Il y a presque un quart de siècle, l’auteur de ces lignes décrivait les débuts brouillons mais certains d’un « nouveau jeu de mikado de l’influence intellectuelle ». Nous discernions quatre tribus principales du PIF (paysage intellectuel français) : les « Gendelettres » (écrivains), les « Séminaristes » (universitaires et chercheurs), les « Oracles » (experts) et les « Médiacrates » (professionnels de l’information et de la communication). Les élites (ce n’était pas encore totalement un très gros mot ou un hashtag infamant) se voyaient bousculées, dépassées, déstabilisées par une grande toile invisible mais vorace et conquérante : Internet. Tout un GPS des influences est maintenant à réviser, tandis que se déploient les « Genderéseaux ».

« D’abord, qu’est-ce qu’on appelle un intellectuel en France ? C’est quelque chose de précis, sociologiquement parlant.
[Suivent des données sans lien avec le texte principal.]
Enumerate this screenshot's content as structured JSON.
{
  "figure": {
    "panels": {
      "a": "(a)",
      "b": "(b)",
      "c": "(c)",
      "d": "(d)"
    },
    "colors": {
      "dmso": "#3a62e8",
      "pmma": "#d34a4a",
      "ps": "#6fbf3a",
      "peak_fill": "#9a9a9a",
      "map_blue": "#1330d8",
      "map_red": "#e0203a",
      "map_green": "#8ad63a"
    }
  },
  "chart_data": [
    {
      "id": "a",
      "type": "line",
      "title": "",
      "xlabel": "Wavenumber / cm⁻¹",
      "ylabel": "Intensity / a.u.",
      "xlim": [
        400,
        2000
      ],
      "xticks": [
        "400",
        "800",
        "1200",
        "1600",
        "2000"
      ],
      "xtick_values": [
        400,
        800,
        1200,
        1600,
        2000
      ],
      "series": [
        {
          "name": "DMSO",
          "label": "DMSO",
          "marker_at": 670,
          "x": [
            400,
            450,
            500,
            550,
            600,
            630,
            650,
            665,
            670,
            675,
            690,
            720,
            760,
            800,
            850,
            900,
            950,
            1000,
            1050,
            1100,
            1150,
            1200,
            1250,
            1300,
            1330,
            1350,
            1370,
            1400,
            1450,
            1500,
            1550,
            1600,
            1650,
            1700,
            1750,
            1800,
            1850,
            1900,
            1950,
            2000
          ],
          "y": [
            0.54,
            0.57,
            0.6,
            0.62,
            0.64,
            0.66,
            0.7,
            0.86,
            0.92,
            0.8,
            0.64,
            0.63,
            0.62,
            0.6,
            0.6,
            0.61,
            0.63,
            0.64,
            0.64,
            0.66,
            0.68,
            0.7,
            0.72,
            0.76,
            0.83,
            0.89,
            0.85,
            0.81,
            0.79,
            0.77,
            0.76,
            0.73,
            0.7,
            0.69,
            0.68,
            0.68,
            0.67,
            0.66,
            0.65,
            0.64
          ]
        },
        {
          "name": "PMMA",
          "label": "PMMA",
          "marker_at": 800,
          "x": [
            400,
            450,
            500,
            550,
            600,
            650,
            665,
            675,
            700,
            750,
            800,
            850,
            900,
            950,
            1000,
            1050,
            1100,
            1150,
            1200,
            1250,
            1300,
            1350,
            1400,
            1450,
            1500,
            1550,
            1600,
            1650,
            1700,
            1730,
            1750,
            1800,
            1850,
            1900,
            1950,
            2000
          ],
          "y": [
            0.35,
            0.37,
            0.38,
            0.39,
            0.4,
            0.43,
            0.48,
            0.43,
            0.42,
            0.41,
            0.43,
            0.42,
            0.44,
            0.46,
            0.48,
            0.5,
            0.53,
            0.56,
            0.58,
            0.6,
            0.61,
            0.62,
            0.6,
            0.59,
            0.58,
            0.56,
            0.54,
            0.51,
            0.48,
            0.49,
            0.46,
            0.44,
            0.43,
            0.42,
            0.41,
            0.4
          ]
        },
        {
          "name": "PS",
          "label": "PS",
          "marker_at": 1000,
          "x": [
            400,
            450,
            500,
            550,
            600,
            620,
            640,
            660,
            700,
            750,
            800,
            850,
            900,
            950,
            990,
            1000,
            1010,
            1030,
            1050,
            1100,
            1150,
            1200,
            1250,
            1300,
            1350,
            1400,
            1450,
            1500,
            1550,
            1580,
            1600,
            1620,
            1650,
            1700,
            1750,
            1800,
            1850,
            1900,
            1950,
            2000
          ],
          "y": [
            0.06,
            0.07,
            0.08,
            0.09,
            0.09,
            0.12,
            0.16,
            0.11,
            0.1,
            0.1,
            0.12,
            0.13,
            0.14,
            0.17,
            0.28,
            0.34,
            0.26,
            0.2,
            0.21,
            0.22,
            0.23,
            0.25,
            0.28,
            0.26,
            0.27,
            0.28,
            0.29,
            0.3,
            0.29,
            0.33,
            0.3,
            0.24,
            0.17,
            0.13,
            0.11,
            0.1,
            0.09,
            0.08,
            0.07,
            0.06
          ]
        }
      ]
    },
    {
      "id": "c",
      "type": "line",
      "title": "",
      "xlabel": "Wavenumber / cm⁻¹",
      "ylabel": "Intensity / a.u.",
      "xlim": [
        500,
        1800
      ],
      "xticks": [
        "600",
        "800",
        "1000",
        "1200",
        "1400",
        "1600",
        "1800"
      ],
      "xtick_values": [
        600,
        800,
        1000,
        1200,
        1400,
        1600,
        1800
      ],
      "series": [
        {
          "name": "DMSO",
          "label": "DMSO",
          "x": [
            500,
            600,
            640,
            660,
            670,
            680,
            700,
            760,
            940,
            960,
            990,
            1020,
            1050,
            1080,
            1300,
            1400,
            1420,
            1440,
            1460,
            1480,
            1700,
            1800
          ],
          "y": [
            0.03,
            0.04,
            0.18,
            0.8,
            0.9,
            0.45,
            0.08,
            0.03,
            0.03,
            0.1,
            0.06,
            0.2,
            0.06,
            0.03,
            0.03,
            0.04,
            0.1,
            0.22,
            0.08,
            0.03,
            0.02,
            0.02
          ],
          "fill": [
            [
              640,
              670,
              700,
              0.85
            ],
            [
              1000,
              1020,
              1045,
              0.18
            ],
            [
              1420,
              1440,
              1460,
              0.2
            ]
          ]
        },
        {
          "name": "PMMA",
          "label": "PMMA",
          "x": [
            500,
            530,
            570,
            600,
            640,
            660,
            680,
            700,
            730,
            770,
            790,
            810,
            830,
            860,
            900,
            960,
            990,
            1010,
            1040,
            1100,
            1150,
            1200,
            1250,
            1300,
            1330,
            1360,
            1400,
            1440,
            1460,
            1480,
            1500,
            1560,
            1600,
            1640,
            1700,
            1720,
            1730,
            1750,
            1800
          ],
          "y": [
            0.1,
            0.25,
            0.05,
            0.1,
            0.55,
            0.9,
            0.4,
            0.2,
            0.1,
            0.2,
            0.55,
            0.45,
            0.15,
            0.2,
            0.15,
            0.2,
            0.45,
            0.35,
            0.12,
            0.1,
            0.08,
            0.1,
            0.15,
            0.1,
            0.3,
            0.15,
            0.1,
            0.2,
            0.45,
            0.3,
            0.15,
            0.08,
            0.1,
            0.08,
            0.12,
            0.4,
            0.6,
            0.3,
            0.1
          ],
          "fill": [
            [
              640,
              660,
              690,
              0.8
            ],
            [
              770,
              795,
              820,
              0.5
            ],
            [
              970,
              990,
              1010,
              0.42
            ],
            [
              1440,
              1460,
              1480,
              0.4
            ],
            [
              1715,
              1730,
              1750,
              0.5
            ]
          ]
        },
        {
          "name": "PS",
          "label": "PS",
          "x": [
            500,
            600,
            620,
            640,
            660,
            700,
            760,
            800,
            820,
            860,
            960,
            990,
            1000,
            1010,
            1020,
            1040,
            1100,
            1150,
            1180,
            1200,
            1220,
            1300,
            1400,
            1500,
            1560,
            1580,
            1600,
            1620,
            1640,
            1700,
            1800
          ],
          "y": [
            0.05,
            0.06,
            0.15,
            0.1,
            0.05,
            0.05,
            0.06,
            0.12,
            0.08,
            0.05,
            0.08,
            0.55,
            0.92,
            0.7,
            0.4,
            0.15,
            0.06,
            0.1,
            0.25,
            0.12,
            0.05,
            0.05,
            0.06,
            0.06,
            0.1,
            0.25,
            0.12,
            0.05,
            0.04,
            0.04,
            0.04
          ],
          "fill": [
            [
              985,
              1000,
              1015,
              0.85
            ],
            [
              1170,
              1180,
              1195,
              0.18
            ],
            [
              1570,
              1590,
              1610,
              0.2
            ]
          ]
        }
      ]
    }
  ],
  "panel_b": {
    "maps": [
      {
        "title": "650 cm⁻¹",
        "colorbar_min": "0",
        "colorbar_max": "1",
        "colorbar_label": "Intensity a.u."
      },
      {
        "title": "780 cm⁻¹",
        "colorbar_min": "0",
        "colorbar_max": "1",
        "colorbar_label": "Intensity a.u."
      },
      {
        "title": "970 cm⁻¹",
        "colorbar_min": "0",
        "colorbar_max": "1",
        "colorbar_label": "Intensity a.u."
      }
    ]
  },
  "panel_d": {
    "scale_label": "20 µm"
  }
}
C’est quelqu’un qui a fait de fortes études, le mieux étant Normale sup, mais, au minimum, des études universitaires suffisantes dans le domaine de la littérature ou des sciences humaines. C’est quelqu’un qui publie de temps à autre des essais. Qui occupe un poste suffisamment important dans une revue qui se consacre aux débats intellectuels. Et qui signe régulièrement des textes d’opinion dans les rubriques des principaux quotidiens consacrées aux débats d’idées. » Voici une définition proposée par Michel Houellebecq, lors de son allocution à Berlin, le 26 septembre 2016, pour la remise du prestigieux prix littéraire Frank-Schirrmacher. En 2016, comme en 2025, la figure française du Gendelettres représente toujours un excellent produit d’exportation. Mais en 2016, soit un an après l’attentat islamiste qui a décimé la rédaction de Charlie Hebdo, dont l’un de ses meilleurs amis, l’économiste Bernard Maris, l’auteur de Soumission, catégorisé écrivain réac, égratignait aussi le « Grandintellectuel » et « la souplesse d’échine des universités européennes (et en particulier françaises) ». Énième bataille des « réacs » et des « progressistes ».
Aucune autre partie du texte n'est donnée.